I am at the moment trying to convince them that Open ID would be a great compromise. We are very limited on that system as forcing people to register with them just to leave the odd comment does put people off.
I think fear over someone getting hold of ones password and then going around other systems impersonating them is a little paranoid. Getting hold of a password on any system can happen rarely but I don't see how the risk is higher with Open ID.
I personally think Open ID is the best thing since sliced bread. It certainly saves all this registering on seperate systems all over the web. -
Theoretically OpenID *is* opt-in automatically. It only authenticates you on OpenID-enabled websites where you, personally, have originally asked it to do so.
If you never use your AOL OpenID to register on a website, it can't be used to log into it, so it's as secure as you, personally, want it to be.

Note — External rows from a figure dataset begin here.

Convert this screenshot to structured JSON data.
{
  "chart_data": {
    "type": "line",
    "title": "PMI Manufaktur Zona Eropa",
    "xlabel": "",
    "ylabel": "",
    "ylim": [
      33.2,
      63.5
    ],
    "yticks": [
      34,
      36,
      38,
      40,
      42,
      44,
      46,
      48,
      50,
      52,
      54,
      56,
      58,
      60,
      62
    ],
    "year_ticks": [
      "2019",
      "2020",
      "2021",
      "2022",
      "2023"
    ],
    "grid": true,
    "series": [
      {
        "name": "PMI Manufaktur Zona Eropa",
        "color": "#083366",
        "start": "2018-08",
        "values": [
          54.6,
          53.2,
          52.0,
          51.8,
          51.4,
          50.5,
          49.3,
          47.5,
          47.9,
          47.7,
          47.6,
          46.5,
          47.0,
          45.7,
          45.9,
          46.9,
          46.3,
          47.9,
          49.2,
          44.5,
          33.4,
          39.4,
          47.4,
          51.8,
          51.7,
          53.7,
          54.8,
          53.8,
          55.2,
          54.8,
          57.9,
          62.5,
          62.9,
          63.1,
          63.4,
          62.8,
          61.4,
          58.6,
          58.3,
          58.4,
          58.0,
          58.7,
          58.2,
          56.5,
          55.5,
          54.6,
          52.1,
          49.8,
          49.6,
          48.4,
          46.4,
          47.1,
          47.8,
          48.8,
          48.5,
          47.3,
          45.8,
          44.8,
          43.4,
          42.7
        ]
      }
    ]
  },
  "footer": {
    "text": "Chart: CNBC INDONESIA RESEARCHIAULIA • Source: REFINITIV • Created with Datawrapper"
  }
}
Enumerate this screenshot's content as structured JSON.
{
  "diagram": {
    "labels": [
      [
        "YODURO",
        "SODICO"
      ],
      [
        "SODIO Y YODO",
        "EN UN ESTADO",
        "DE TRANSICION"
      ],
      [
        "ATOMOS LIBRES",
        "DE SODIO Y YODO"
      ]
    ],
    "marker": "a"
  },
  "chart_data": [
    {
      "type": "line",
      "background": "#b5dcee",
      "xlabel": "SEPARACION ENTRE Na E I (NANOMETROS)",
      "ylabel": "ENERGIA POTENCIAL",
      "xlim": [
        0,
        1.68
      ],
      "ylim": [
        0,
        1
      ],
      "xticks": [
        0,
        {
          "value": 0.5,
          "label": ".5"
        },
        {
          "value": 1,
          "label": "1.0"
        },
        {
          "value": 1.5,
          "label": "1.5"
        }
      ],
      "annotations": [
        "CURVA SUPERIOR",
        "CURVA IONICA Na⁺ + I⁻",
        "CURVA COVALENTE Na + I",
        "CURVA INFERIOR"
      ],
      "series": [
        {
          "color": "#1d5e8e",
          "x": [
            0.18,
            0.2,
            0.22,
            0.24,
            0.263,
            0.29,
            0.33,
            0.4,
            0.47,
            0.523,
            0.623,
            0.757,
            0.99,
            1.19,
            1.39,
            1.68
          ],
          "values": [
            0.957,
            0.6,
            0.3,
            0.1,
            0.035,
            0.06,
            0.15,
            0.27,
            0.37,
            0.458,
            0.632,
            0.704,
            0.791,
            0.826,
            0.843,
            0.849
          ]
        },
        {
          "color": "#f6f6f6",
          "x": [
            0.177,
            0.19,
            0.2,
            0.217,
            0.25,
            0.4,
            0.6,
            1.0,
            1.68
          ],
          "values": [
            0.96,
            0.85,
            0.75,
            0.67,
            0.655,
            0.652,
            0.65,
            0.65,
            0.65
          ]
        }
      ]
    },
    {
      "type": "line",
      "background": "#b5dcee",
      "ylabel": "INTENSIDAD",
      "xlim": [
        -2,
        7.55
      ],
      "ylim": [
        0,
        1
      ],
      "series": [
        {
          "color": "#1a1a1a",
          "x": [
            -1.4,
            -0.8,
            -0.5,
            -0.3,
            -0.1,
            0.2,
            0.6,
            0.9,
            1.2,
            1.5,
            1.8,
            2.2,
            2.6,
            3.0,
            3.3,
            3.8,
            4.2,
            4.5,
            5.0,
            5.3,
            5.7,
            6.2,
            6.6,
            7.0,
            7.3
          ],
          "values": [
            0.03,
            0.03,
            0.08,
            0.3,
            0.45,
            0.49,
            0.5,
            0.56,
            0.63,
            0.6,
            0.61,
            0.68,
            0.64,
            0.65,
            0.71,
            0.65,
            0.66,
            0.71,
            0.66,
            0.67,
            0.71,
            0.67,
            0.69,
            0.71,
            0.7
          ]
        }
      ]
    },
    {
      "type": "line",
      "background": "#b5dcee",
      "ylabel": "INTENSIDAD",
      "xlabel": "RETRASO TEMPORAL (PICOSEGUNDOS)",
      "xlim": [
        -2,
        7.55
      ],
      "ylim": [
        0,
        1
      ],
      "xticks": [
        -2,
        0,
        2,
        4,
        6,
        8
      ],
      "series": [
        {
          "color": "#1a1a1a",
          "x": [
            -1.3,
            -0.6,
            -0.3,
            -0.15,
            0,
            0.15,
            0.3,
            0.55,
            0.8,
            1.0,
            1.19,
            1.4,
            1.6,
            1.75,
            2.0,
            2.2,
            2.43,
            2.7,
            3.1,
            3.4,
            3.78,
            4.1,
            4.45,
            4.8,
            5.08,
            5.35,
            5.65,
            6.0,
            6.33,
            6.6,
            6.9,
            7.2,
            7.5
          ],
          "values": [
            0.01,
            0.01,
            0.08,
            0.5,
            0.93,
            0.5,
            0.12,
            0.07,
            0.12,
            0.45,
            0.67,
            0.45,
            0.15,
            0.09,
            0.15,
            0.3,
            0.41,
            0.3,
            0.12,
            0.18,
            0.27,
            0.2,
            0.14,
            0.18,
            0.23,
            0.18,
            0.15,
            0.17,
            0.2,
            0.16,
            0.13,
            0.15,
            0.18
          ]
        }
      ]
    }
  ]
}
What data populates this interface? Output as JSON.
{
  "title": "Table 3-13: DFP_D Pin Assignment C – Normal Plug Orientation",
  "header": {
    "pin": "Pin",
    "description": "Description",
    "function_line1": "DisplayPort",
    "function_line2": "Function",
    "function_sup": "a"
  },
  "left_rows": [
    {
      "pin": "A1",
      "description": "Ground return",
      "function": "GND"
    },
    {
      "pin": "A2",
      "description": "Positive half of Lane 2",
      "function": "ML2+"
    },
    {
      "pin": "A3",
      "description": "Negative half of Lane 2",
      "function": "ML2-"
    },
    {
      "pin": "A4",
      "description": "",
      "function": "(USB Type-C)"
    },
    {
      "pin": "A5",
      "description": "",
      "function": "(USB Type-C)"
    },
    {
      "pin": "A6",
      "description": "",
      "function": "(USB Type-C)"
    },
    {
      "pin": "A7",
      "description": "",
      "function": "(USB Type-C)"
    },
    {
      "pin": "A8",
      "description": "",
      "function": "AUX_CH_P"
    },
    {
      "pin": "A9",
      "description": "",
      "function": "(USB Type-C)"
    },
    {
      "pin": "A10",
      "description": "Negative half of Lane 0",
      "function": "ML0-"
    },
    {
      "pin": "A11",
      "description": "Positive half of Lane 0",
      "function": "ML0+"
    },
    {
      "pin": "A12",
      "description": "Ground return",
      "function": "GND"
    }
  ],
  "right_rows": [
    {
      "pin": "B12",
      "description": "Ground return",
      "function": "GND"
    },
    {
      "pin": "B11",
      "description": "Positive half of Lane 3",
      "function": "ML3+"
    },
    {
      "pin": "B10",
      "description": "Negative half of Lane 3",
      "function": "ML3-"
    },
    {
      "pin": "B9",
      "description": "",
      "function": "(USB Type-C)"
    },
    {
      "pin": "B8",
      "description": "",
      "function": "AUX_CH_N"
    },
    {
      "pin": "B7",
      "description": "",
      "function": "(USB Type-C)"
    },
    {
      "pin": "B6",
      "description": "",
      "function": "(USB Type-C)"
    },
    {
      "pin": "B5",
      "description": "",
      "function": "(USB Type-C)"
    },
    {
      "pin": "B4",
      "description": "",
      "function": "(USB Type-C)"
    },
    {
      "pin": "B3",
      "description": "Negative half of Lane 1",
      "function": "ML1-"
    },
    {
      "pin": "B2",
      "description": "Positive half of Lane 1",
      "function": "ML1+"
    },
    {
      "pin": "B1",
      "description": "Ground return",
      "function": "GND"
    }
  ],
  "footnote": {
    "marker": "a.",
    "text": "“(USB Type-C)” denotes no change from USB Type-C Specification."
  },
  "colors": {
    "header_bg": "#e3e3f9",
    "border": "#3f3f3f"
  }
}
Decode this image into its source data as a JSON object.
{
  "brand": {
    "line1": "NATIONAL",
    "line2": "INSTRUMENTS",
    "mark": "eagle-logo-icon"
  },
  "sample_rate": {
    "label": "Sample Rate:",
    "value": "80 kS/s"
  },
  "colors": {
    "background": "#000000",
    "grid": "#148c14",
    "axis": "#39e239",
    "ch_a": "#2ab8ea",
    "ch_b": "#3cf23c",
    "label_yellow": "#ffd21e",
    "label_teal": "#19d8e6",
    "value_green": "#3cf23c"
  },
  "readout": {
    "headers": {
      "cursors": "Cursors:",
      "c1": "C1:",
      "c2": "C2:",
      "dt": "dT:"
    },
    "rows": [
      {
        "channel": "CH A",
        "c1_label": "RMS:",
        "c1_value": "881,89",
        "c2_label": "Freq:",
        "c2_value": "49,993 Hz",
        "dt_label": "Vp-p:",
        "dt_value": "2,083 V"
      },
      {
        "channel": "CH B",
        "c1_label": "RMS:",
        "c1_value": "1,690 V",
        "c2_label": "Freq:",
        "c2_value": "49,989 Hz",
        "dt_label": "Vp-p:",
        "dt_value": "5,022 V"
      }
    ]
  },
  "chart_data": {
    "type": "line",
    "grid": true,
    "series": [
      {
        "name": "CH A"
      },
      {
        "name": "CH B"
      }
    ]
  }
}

If you want to use it, use it.
If you do not want to use it or have others use it if they steal your password, then never use it and they'll never be able to either. -
if its anything like securID we are all screwed...we all know how flawed that system is
http://www.seriouslyfunnyvideos.com -
This is indeed good news. While trying to do some exploratory integration / interoperability work I found several issues. First if the screen name is over a set number of chars many of the web interfaces truncate the value, however the openid.aol.com server doesn't, resulting in a page not found error. Second during the authentication process after the submission of the login form there are times when api.screenname.aol.com returns an HTTP Status OK with no content, when I would expect the authorization page, or a redirect back to the relying party with an error. I can provide additional details via email if anyone is interested.